The weekends celebration of life memorial for my mom impacted me emotionally in a way that I didn’t see coming.
It was great to see family again. I loved that.
To have my mom pass away and then to go home and not have a family experience for a full year later is something else that I can’t explain. I did surprisingly well with that.
It was after the family event of my moms celebration of life that triggered me emotionally. It was the first time at a family event that neither my dad or mom was there with me and my brother. Combine that with the fact I went a full year after my moms passing without any family; it causes me to start crying again.
Every family event for the rest of my life will be without my parents with me. The next time I visit ST. Louis, where my parents are originally from, will be without them. It’s disorienting and painful to be at family events without my mom or dad.
Sadly I didn’t get the closure I wanted from my moms celebration of life memorial.

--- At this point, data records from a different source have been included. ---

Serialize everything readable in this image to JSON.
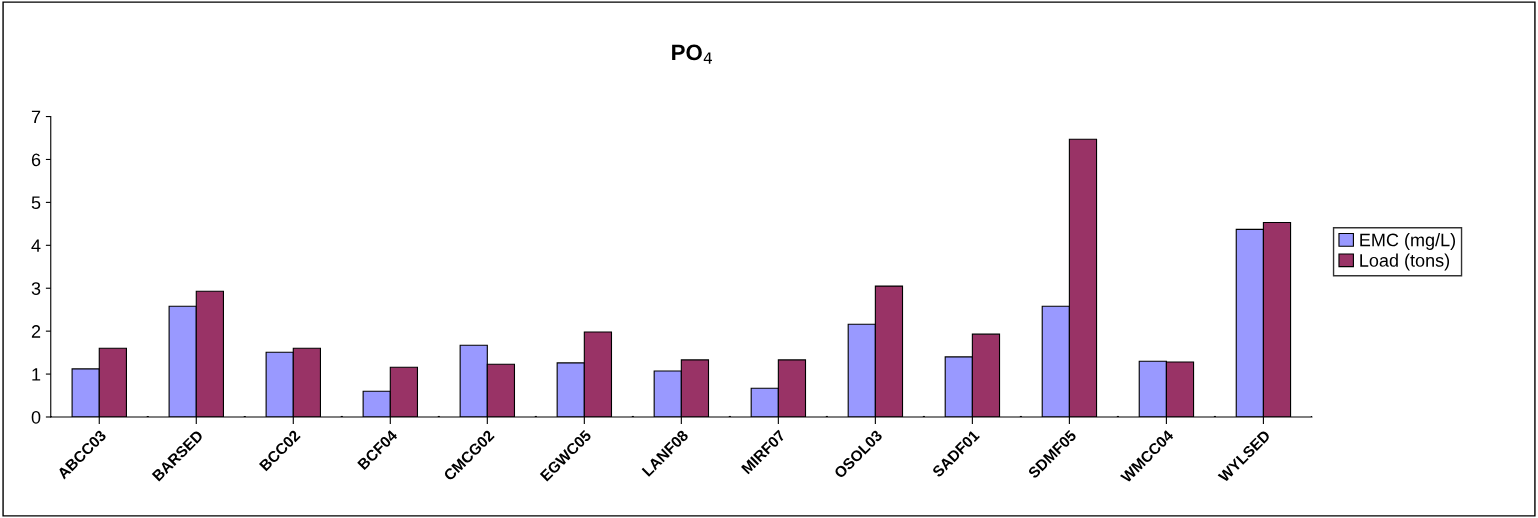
{
  "chart_data": {
    "type": "bar",
    "title": "PO$_{4}$",
    "categories": [
      "ABCC03",
      "BARSED",
      "BCC02",
      "BCF04",
      "CMCG02",
      "EGWC05",
      "LANF08",
      "MIRF07",
      "OSOL03",
      "SADF01",
      "SDMF05",
      "WMCC04",
      "WYLSED"
    ],
    "series": [
      {
        "name": "EMC (mg/L)",
        "color": "#9999ff",
        "values": [
          1.12,
          2.58,
          1.51,
          0.6,
          1.67,
          1.26,
          1.07,
          0.67,
          2.16,
          1.4,
          2.58,
          1.3,
          4.37
        ]
      },
      {
        "name": "Load (tons)",
        "color": "#993366",
        "values": [
          1.6,
          2.93,
          1.6,
          1.16,
          1.23,
          1.98,
          1.33,
          1.33,
          3.05,
          1.93,
          6.47,
          1.28,
          4.53
        ]
      }
    ],
    "ylim": [
      0,
      7
    ],
    "yticks": [
      0,
      1,
      2,
      3,
      4,
      5,
      6,
      7
    ],
    "grid": false,
    "legend": "right"
  }
}
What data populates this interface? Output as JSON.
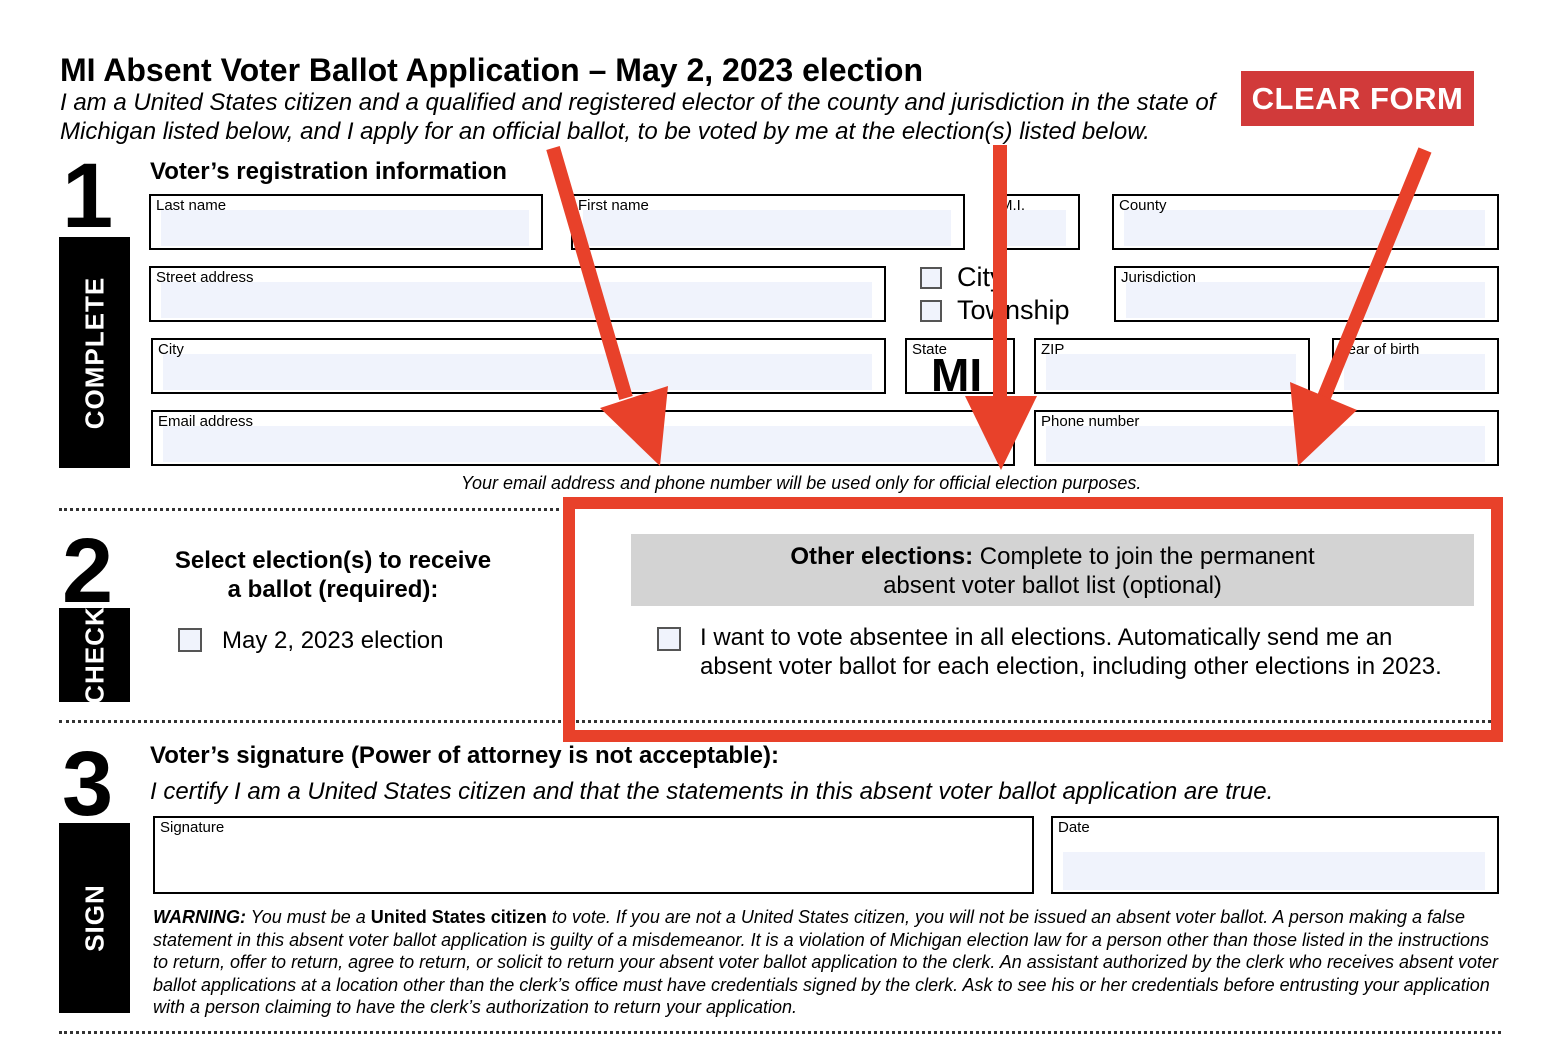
{
  "header": {
    "title": "MI Absent Voter Ballot Application – May 2, 2023 election",
    "subtitle": "I am a United States citizen and a qualified and registered elector of the county and jurisdiction in the state of Michigan listed below, and I apply for an official ballot, to be voted by me at the election(s) listed below.",
    "clear_form_label": "CLEAR FORM"
  },
  "section1": {
    "number": "1",
    "tab": "COMPLETE",
    "heading": "Voter’s registration information",
    "fields": {
      "last_name": "Last name",
      "first_name": "First name",
      "mi": "M.I.",
      "county": "County",
      "street": "Street address",
      "jurisdiction": "Jurisdiction",
      "city": "City",
      "state": "State",
      "state_value": "MI",
      "zip": "ZIP",
      "year_of_birth": "Year of birth",
      "email": "Email address",
      "phone": "Phone number"
    },
    "jurisdiction_type": {
      "city": "City",
      "township": "Township"
    },
    "note": "Your email address and phone number will be used only for official election purposes."
  },
  "section2": {
    "number": "2",
    "tab": "CHECK",
    "heading_line1": "Select election(s) to receive",
    "heading_line2": "a ballot (required):",
    "election_option": "May 2, 2023 election",
    "other_heading_bold": "Other elections:",
    "other_heading_rest": " Complete to join the permanent",
    "other_heading_line2": "absent voter ballot list (optional)",
    "permanent_option": "I want to vote absentee in all elections. Automatically send me an absent voter ballot for each election, including other elections in 2023."
  },
  "section3": {
    "number": "3",
    "tab": "SIGN",
    "heading": "Voter’s signature (Power of attorney is not acceptable):",
    "certify": "I certify I am a United States citizen and that the statements in this absent voter ballot application are true.",
    "signature_label": "Signature",
    "date_label": "Date",
    "warning_label": "WARNING:",
    "warning_part1": " You must be a ",
    "warning_bold": "United States citizen",
    "warning_part2": " to vote. If you are not a United States citizen, you will not be issued an absent voter ballot. A person making a false statement in this absent voter ballot application is guilty of a misdemeanor. It is a violation of Michigan election law for a person other than those listed in the instructions to return, offer to return, agree to return, or solicit to return your absent voter ballot application to the clerk. An assistant authorized by the clerk who receives absent voter ballot applications at a location other than the clerk’s office must have credentials signed by the clerk. Ask to see his or her credentials before entrusting your application with a person claiming to have the clerk’s authorization to return your application."
  },
  "colors": {
    "annotation_red": "#E8412A",
    "clear_button": "#D13A3A",
    "field_fill": "#F0F3FC",
    "gray_header": "#D3D3D3"
  }
}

It was far too short after being so alone for such a long period of time right after my moms passing.
I cry. I talk to my parents a lot especially over this past weekend and into the week so far.
I guess this is just something I have to process and work through now. Just like when my dad passed away almost 4 years ago and when my mom passed away a year ago I have to process this new string of emotions that has me wrought with sadness.
Man it hurts.
My moms passing isn’t going to consume my life and stop me from living, but, it hurts knowing I’ll never see her again.